Here’s When Chicago Will Dye The River Green For St. Pat’s Day
It may be hard to believe, but the tradition of dyeing the Chicago River green for St. Patrick's Day did not begin with idea of it being done every year, and actually had nothing to do with St. Pat's Day celebrations.
According to EnjoyIllinois.com, when Richard J. Daley took over as Chicago's mayor in 1955, he wanted to know where the sewage being found in the river was coming from. So, he had the Chicago Journeymen Plumbers Local Union pump green dye through the pipes to see which ones were leaking sewage into the river, and it worked.
As Paul Harvey was so fond of saying, in a moment I'll tell you the rest of the story.
Fast-Forward To Late 1961, When The Chairman Of Chicago's St. Patrick's Day Parade (And Childhood Friend Of Mayor Daley), Stephen Bailey, Saw Something That Gave Him An Idea
Stephen Bailey was also part of the Chicago Journeymen Plumbers Local, and he noticed a coworker wearing coveralls that had been stained green after a day of pouring green dye into the pipes looking for leaks.

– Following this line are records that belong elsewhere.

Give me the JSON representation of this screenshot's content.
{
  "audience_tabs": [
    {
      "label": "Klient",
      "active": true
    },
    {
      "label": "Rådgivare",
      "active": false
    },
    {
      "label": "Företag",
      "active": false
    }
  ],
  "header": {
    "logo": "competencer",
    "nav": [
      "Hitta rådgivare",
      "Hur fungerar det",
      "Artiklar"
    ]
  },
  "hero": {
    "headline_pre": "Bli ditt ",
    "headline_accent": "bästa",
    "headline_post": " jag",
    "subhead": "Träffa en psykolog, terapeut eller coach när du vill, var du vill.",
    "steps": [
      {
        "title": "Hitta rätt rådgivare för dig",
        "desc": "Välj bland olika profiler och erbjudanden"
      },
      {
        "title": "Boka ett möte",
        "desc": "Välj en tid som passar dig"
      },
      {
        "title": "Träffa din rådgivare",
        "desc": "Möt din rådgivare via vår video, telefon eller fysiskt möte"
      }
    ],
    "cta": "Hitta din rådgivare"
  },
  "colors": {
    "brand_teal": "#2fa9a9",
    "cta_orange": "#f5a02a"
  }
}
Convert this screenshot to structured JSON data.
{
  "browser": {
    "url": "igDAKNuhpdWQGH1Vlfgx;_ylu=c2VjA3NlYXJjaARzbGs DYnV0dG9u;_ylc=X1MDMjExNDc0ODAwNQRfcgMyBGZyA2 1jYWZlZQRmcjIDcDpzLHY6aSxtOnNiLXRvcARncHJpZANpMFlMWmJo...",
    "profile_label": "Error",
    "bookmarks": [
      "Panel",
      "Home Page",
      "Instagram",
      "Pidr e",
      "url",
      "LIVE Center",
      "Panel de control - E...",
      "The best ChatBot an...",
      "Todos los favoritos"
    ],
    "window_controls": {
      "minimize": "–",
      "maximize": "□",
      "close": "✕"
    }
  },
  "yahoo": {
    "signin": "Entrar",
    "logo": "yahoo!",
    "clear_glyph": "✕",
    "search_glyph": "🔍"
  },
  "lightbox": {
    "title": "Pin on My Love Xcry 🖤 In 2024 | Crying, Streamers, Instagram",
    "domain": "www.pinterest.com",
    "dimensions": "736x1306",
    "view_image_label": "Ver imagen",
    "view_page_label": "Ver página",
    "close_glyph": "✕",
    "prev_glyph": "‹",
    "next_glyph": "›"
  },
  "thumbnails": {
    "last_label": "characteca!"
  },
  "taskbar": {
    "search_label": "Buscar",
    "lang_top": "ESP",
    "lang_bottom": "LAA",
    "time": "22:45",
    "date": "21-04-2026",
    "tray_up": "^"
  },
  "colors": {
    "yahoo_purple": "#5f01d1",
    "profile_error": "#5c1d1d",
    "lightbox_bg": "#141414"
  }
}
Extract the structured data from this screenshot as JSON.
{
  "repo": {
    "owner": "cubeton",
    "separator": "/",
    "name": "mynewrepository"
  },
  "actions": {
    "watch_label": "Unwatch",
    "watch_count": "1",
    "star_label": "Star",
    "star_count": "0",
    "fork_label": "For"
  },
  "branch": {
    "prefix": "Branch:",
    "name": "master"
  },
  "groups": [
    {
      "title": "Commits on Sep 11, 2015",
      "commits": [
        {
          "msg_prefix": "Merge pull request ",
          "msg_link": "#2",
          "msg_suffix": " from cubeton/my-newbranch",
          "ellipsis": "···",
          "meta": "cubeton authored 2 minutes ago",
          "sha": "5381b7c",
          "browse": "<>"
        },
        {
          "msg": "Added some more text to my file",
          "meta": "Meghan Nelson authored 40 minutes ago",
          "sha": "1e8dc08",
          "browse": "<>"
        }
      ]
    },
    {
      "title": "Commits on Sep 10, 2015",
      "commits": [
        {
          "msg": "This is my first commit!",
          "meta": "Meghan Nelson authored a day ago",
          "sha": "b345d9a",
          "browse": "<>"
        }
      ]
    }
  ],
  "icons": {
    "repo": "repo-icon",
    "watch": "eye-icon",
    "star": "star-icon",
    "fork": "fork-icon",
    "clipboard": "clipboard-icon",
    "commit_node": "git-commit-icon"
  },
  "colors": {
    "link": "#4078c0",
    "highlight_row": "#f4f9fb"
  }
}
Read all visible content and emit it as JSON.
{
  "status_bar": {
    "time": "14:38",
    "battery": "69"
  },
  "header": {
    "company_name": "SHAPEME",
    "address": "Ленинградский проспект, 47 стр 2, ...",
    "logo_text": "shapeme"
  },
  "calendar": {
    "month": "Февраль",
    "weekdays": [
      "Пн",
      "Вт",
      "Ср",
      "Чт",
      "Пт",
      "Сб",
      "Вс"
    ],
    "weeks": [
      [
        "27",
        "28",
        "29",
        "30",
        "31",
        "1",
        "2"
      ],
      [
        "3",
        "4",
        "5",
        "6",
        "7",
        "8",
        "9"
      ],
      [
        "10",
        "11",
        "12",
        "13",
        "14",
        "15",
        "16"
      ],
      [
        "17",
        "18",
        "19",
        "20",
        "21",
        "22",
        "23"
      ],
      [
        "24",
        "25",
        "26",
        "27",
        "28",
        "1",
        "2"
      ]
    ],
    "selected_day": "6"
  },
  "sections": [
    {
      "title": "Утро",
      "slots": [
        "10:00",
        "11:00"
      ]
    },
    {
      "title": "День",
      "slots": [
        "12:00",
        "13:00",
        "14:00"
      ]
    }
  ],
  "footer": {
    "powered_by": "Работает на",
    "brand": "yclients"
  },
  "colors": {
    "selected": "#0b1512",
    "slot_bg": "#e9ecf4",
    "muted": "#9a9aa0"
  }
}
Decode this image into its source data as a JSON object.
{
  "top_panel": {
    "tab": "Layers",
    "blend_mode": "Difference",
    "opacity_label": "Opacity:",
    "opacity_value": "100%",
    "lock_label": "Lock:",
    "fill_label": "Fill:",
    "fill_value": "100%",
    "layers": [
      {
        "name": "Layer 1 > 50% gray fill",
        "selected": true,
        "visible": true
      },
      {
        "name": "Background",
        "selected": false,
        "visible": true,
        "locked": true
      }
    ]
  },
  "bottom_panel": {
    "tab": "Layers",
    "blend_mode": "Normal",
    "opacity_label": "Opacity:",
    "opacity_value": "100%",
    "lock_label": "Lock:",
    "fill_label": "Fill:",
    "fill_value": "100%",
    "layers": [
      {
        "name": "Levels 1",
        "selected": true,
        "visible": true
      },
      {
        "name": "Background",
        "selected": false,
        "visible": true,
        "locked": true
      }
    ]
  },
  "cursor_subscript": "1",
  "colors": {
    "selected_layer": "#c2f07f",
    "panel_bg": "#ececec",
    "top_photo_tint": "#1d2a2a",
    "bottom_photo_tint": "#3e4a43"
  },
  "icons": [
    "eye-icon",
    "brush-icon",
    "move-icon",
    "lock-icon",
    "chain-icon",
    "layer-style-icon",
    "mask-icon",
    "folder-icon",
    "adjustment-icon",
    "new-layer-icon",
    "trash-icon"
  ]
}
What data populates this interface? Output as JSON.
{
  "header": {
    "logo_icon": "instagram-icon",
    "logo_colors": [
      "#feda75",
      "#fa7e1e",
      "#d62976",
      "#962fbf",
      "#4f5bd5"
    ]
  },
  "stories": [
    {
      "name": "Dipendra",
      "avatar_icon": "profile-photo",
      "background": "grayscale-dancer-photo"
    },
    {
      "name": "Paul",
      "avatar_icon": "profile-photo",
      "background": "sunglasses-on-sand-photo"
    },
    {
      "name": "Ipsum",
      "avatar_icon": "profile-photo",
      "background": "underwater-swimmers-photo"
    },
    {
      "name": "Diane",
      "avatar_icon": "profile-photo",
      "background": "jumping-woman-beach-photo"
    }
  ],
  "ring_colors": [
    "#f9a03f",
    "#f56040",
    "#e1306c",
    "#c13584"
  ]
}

Bailey's lightbulb moment came when he got the idea that if the Chicago River got a bunch of green streaks in it from running dye through the pipes, why couldn't they turn the whole river green by pouring the dye directly into the river?
A few months later, in March of 1962, a hundred pounds of the dye was dumped into the Chicago River, turning it green for an entire week.
Eventually, They Cut Back On The Amount Of Dye, And Made It Much More Environmentally Friendly To The River
Apparently, having a green Chicago River for a week was too much, so the Chicago Journeymen Plumbers Local tweaked the dosage down to what they called the "magic number," which was 25 pounds of dye instead of 100 pounds, resulting in the river staying green for about 5 hours instead of seven days.
In 1966, they switched to a vegetable-based dye for environmental reasons.
Unfortunately, the (original) dye that was intended to help spot pollution was an oil-based fluorescein that many environmentalists warned was actually damaging the river even more.
The exact formula for the orange powder (yes, it's orange until it's mixed with water) is kept top-secret—in 2003 one of the parade organizers told a reporter that revealing the formula would be akin to “telling where the leprechaun hides its gold.”
Here's Where And When It Happens This Year, If You'd Like To See The Magic In Person
On Saturday, March 11th, the dyeing of the Chicago River will get started at around 10am between State Street and Columbus Drive.